A DBA's Journey into the Cloud and Big Data: Understanding What is a NoSQL Database?

Everyone is trying to Understand NoSQL Databases

When I work with customers that are looking at Big Data and Hadoop solutions, I am often asked to define what NoSQL databases are. There is a lot of information being written about NoSQL databases because they are one of the hot technology areas of Big Data. I'm going to help explain NoSQL databases to make it easier to understand how NoSQL databases fit into Big Data ecosystems.

Understanding Big Data

Traditional systems (relational databases and data warehouses) have been the way most organizations have stored, managed and analyzed data. These traditional systems are not going anywhere, what they do, they do well. However, today's data environment has changed significantly and traditional systems have difficulty working with a large part of the data of today (Big Data). Big data has been given a lot of different definitions, but what it really is, is a data environment that meets one or more of the following criteria:

A large amount of data to be stored, processed and analyzed.
Data that often has large amounts of semi-structured or unstructured data.
Data that can have large data ingestion rates.
Large amounts of data that have to be processed quickly.

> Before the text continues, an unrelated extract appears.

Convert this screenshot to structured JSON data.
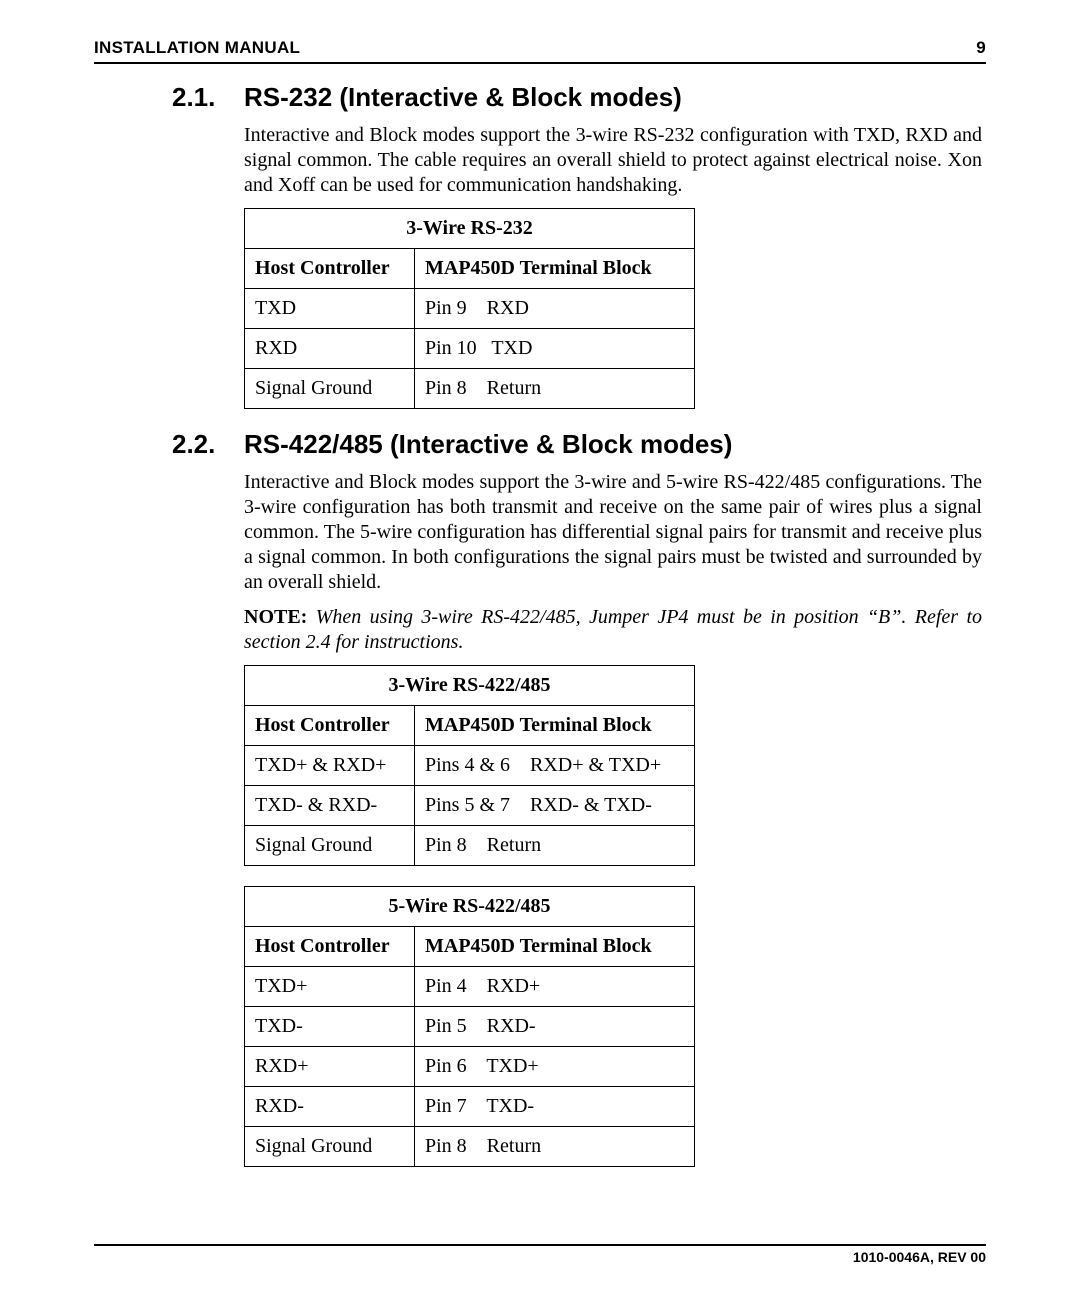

Traditional Systems Were Not Designed For BigData

Traditional systems from their foundations were not designed to handle this type of data environment. Big data is an environment that exists when it gets too difficult or expensive for traditional systems to handle. Organizations are finding that data about you can be just as critical to business success as the data generated internally. Organizations are almost desperate to correlate internal data with data that is generated externally (social media, VOIP, machine data, RFID, geographical coordinates, videos, sound, etc). NoSQL systems are designed from the ground up to deal with this type of data environment cost effectively. Traditional database vendors are not wanting to miss out on this wave of Big Data but they are providing add ons to their systems where as NoSQL databases are designed from the ground up to work with Big Data. The other challenge with traditional systems is they are wanting to sell very expensive hardware and software licenses compared to the relatively very inexpensive open source solutions.

What is NoSQL?

NoSQL is a database management system that has characteristics and capabilities that can address big data in ways that traditional databases were not designed for. NoSQL solutions usually have the following features or characteristics:

Scalability of big data (100s of TB to PBs). Horizontal scalability with x86 commodity hardware.
Schema-on-read (versus traditional databases schema-on-write) makes it much easier to work with semi-structured and unstructured data.
Data spread out using distributed file systems that use replicas for high availability.
High availability and self-healing capability.
Connectivity can include but not limited to SQL, Thrift, REST, JavaScript and APIs.

Here is the Wikipedia definition of NoSQL.

A NoSQL database provides a mechanism for storage and retrieval of data that employs less constrained consistency models than traditional relational databases. Motivations for this approach include simplicity of design, horizontal scaling and finer control over availability. NoSQL databases are often highly optimized key–value stores intended for simple retrieval and appending operations, with the goal being significant performance benefits in terms of latency and throughput. NoSQL databases are finding significant and growing industry use in big data and real-time web applications. NoSQL systems are also referred to as "Not only SQL" to emphasize that they may in fact allow SQL-like query languages to be used.

The term NoSQL is more of an approach or way to address data management versus being a rigid definition. There are different types of NoSQL databases and they often share certain characteristics but are optimized for specific types of data which then requires different capabilities and features. NoSQL may mean Not only SQL, or it may mean "No" SQL. A No SQL database may use APIs or JavaScript to access data versus traditional SQL. NoSQL datastores may be optimized for key-value, Columnar, Document-Oriented, XML, Graph and Object data structures. NoSQL databases are very scalable, have high availability and provide a highly level of parallelization for processing large volumes of data quickly. NoSQL solutions are evolving constantly.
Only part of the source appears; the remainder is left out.